计算机工程与应用 ›› 2020, Vol. 56 ›› Issue (23): 220-228.DOI: 10.3778/j.issn.1002-8331.2006-0449

• 工程与应用 • 上一篇    下一篇

一种基于SVM的非均衡数据集过采样方法

张忠林,冯宜邦,赵中恺   

  1. 兰州交通大学 电子与信息工程学院,兰州 730070
  • 出版日期:2020-12-01 发布日期:2020-11-30

Oversampling Method for Unbalanced Data Sets Based on SVM

ZHANG Zhonglin, FENG Yibang, ZHAO Zhongkai   

  1. School of Electronics and Information Engineering, Lanzhou Jiaotong University, Lanzhou 730070, China
  • Online:2020-12-01 Published:2020-11-30

摘要:

针对不平衡数据集分类结果偏向多数类的问题,重采样技术是解决此问题的有效方法之一。而传统过采样算法易合成无效样本,欠采样方法易剔除重要样本信息。基于此提出一种基于SVM的不平衡数据过采样方法SVMOM(Oversampling Method Based on SVM)。SVMOM通过迭代合成样本。在迭代过程中,通过SVM得到分类超平面;根据每个少数类样本到分类超平面的距离赋予样本距离权重;同时考虑少数类样本的类内平衡,根据样本的分布计算样本的密度,赋予样本密度权重;依据样本的距离权重和密度权重计算每个少数类样本的选择权重,根据样本的选择权重选择样本运用SMOTE合成新样本,达到平衡数据集的目的。实验结果表明,提出的算法在一定程度上解决了分类结果偏向多数类的问题,验证了算法的有效性。

关键词: 不平衡数据, 支持向量机(SVM), 过采样, 样本权重, 合成少数类过采样技术(SMOTE)

Abstract:

Aiming at the problem that the classification results of imbalanced data sets are biased towards the majority class, resampling technology is one of the effective methods to solve this problem. However, traditional oversampling algorithms are easy to synthesize invalid samples, and undersampling methods are easy to eliminate important sample information. Based on this, an Oversampling Method based on SVM(SVMOM) is proposed. SVMOM synthesizes samples through iteration. In the iterative process, the classification hyperplane is first obtained by SVM. Secondly, the sample distance weight is assigned according to the distance of each minority sample to the classification hyperplane.
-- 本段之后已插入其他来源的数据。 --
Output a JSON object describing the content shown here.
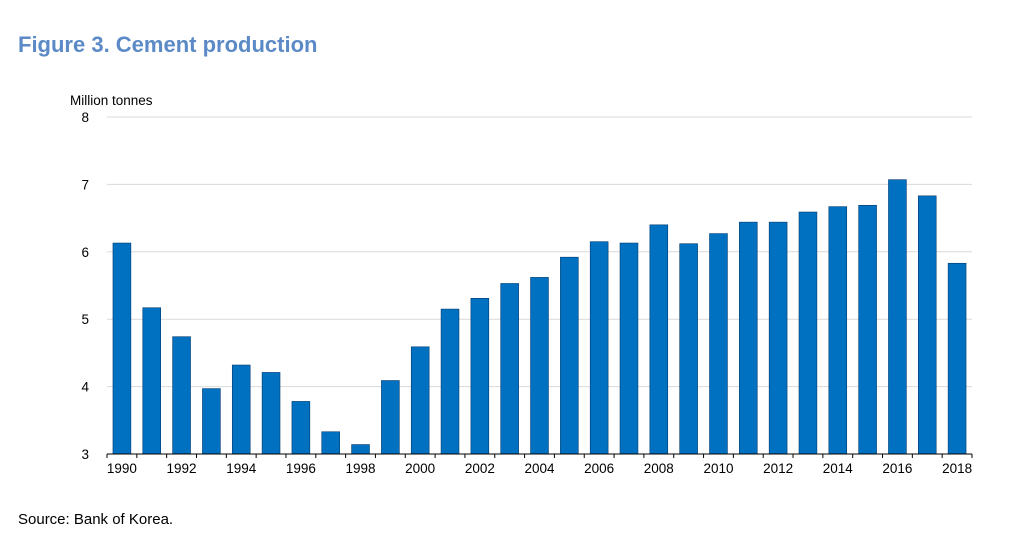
{
  "title": "Figure 3. Cement production",
  "source": "Source: Bank of Korea.",
  "colors": {
    "bar": "#0070c0",
    "title": "#5b8ac6",
    "grid": "#d9d9d9"
  },
  "chart_data": {
    "type": "bar",
    "title": "Figure 3. Cement production",
    "ylabel": "Million tonnes",
    "xlabel": "",
    "ylim": [
      3,
      8
    ],
    "yticks": [
      3,
      4,
      5,
      6,
      7,
      8
    ],
    "grid": true,
    "legend": "none",
    "categories": [
      "1990",
      "1991",
      "1992",
      "1993",
      "1994",
      "1995",
      "1996",
      "1997",
      "1998",
      "1999",
      "2000",
      "2001",
      "2002",
      "2003",
      "2004",
      "2005",
      "2006",
      "2007",
      "2008",
      "2009",
      "2010",
      "2011",
      "2012",
      "2013",
      "2014",
      "2015",
      "2016",
      "2017",
      "2018"
    ],
    "xtick_labels": [
      "1990",
      "1992",
      "1994",
      "1996",
      "1998",
      "2000",
      "2002",
      "2004",
      "2006",
      "2008",
      "2010",
      "2012",
      "2014",
      "2016",
      "2018"
    ],
    "values": [
      6.13,
      5.17,
      4.74,
      3.97,
      4.32,
      4.21,
      3.78,
      3.33,
      3.14,
      4.09,
      4.59,
      5.15,
      5.31,
      5.53,
      5.62,
      5.92,
      6.15,
      6.13,
      6.4,
      6.12,
      6.27,
      6.44,
      6.44,
      6.59,
      6.67,
      6.69,
      7.07,
      6.83,
      5.83
    ]
  }
}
While considering the intraclass balance of the minority sample, the sample density is calculated according to the distribution of the sample. It gives the sample density weight. Then it calculates the selection weight of each minority sample according to the distance weight and density weight of the sample, and finally it selects the sample according to the sample selection weight and uses SMOTE to synthesize a new sample to achieve the purpose of balancing the data set. The experimental results show that the algorithm proposed in this paper solves the problem that the classification results are biased towards the majority class to a certain extent, and verifies the effectiveness of the algorithm.

Key words: imbalanced data, Support Vector Machine(SVM), over-sampling, sample weight, Synthetic Minority Over-sampling Technique(SMOTE)